El tema de la Madurez es muy interesante porque en el mundo de la agricultura es el momento clave. Si lo pensamos un momento, nos damos cuenta que cosechar cuando es demasiado pronto o cosechar cuando es demasiado tarde, en ambos casos supone pérdida. La cosecha tiene su momento, su momento específico. Y aquí se habla también de una cosecha. Una cosecha que tiene que ser cortada con esa oz que lleva el ángel. Una cosecha que tiene que ser vendimiada. Ha llegado un momento de madurez. Entonces la pregunta que nos hacemos es ¿En qué consiste esa madurez? ¿Qué es lo que se nos quiere decir con esa madurez? ¿Qué es? Y lo que uno puede pensar es que esa madurez se refiere a un proceso que tiene que llegar a una plenitud. Eso es lo que significa madurez, proceso y plenitud. Entonces, la historia humana no es una simple repetición, es un proceso, es como un camino y un camino que llegará a una plenitud.

Entonces, hagamos otra pregunta ¿Qué es lo que está madurando en la historia? Algo de eso nos sugirió Cristo en aquella parábola donde habla del trigo y de la cizaña. Cristo nos dice que no es una sola realidad la que está madurando. El trigo está madurando para dar lo mejor de su espiga, pero también la cizaña está madurando para robar el máximo nutriente y para asfixiar al trigo. Entonces, en realidad no es una sola madurez, son dos procesos de madurez. Está madurando el trigo. Eso corresponde al crecimiento en la aceptación del Evangelio, el crecimiento en la virtud, el crecimiento en la pureza y la santidad. Pero al mismo tiempo está madurando también la cizaña. Cada vez es más penetrante, cada vez es más fuerte y sobre todo, cada vez es más astuta, esta representa a todo aquello que se opone al avance del Evangelio.

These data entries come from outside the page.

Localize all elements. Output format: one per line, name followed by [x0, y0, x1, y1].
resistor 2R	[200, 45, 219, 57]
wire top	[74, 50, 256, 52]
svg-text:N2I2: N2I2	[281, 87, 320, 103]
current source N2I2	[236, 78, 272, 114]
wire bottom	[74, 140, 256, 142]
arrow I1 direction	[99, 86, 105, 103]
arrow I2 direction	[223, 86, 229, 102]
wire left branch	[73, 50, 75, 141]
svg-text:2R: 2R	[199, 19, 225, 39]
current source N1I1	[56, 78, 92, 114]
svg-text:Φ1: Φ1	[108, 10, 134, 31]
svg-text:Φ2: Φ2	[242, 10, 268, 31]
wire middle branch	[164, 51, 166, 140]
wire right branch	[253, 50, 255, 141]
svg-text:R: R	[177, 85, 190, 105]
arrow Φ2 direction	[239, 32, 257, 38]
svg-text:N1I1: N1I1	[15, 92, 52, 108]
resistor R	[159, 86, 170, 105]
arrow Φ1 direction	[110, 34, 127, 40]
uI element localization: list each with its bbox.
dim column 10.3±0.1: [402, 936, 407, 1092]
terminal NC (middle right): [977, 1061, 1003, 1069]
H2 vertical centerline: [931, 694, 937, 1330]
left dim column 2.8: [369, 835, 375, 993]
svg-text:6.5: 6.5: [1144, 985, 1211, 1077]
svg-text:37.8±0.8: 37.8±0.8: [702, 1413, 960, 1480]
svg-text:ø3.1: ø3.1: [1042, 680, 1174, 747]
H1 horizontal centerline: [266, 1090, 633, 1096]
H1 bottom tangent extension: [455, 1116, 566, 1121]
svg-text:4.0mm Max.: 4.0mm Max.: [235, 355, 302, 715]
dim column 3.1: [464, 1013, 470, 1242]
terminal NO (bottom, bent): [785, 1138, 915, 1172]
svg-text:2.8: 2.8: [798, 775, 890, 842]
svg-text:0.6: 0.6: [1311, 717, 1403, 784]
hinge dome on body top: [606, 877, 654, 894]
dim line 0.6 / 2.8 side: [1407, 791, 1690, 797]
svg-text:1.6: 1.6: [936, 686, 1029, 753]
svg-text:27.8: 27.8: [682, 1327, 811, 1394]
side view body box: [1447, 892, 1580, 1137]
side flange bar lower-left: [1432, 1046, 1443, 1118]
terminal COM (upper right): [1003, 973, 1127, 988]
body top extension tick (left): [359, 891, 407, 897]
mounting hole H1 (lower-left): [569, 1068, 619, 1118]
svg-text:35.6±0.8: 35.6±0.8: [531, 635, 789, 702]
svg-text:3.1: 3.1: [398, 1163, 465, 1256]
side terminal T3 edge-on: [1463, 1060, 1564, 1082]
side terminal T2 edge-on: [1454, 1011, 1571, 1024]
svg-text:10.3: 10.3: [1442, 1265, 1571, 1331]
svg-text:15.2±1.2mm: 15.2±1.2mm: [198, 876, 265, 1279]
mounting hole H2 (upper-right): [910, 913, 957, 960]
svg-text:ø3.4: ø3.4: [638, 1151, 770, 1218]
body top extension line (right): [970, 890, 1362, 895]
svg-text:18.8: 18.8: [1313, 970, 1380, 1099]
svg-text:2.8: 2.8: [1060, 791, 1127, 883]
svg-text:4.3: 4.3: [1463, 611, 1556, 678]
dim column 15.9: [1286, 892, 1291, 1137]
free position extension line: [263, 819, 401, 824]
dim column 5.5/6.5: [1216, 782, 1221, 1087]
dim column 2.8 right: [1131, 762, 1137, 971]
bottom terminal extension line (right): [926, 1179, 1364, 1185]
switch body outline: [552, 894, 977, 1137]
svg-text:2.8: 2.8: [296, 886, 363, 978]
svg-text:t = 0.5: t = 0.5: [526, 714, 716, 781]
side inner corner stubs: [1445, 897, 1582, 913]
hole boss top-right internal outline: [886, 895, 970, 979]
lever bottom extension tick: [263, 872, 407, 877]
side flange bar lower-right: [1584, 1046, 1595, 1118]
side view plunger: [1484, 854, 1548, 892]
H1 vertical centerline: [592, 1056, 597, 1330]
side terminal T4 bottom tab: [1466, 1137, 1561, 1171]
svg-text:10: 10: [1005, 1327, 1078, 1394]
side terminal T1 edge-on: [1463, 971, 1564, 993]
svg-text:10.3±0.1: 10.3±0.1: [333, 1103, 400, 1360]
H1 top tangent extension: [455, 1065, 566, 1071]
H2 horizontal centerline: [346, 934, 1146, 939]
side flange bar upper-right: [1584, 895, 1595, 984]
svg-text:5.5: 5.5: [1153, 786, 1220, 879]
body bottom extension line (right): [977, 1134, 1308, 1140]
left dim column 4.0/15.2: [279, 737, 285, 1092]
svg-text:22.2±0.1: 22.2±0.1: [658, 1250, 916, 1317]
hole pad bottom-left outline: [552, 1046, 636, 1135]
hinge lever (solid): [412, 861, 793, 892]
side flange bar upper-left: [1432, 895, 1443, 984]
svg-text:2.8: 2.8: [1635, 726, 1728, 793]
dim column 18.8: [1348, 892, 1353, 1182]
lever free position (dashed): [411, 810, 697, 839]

Entonces, uno ve que se está dando una doble madurez en la historia, una doble madurez, que mientras vamos en este caminar, mientras estamos en esta vida causa perplejidad. Uno a veces se siente desanimado, se siente perplejo. Uno dice pero cómo es posible que cada vez como que estamos más degenerados, cada vez más irrespeto a la vida, cada vez más profanación del cuerpo humano, cada vez más pecados de nosotros los sacerdotes, cada vez más escándalos. Entonces, uno se queda desanimado. Pero no debemos caer en esa tentación. Mira eso que es desánimo, también es aliciente, es acicate, es invitación ¿en qué sentido? En que en la medida en que los desafíos son más grandes, también es más grande la virtud y el valor de la santidad. Dicho de otra manera, cuanto más duras son las pruebas, más virtuosos, más ejemplares, más son verdadero modelo para nosotros los santos. Y eso es lo que nos damos cuenta. Entonces, por eso estas dos madureces van juntas, porque la madurez de la cizaña obliga a la madurez del trigo y a su vez, la madurez del trigo, en cierto sentido, obliga a que la cizaña muestre toda la ponzoña, todo el veneno que lleva dentro.

Lo que nos está diciendo el libro del Apocalipsis es que estas dos, estas dos fuerzas, no pueden crecer indefinidamente. Hay un momento en el que tiene que saberse quién es quién. Hay un momento en el que tiene que romperse esa especie de complicidad en la que vemos a tantas personas que parece que quieren estar al mismo tiempo con Dios y con el diablo, con la verdad y con la mentira. Esa complicidad, ese engaño, esa falsedad tiene que acabarse. ¿Cuándo va a suceder eso? El libro del Apocalipsis no nos lo dice, pero sí nos anuncia con claridad que eso tiene que terminar. ¿Cuál es la aplicación para nosotros? ¿De qué lado queremos estar? O te hago esta otra pregunta ¿Qué está madurando en ti? Pregúntate, por ejemplo, ¿Quién eras tú, qué sé yo hace un año, hace cinco años, hace diez años? Y hazte esta pregunta. ¿Qué ha crecido en mí en los últimos cinco o diez años? Me he vuelto más astuto. Bien, creció la astucia. ¿Qué más? Me he vuelto un poco más ambicioso. Creció la ambición, Ok. Me he vuelto más lujurioso. Mira qué está creciendo en ti. Hazte esa pregunta. Porque lo mismo, exactamente lo mismo que dice el Evangelio con respecto a la historia de la humanidad. Eso va a suceder en tu vida y en la mía. Y por eso la gran pregunta es ¿Qué está creciendo en ti? ¿Qué está creciendo en mí? No va a ser para siempre este estado de ambigüedad, este estado de confusión en el que estamos. La verdad tendrá que brillar con toda su fuerza, y entonces, lo que ha estado creciendo en ti mostrará su fruto bueno o malo. Este es el momento de decidir.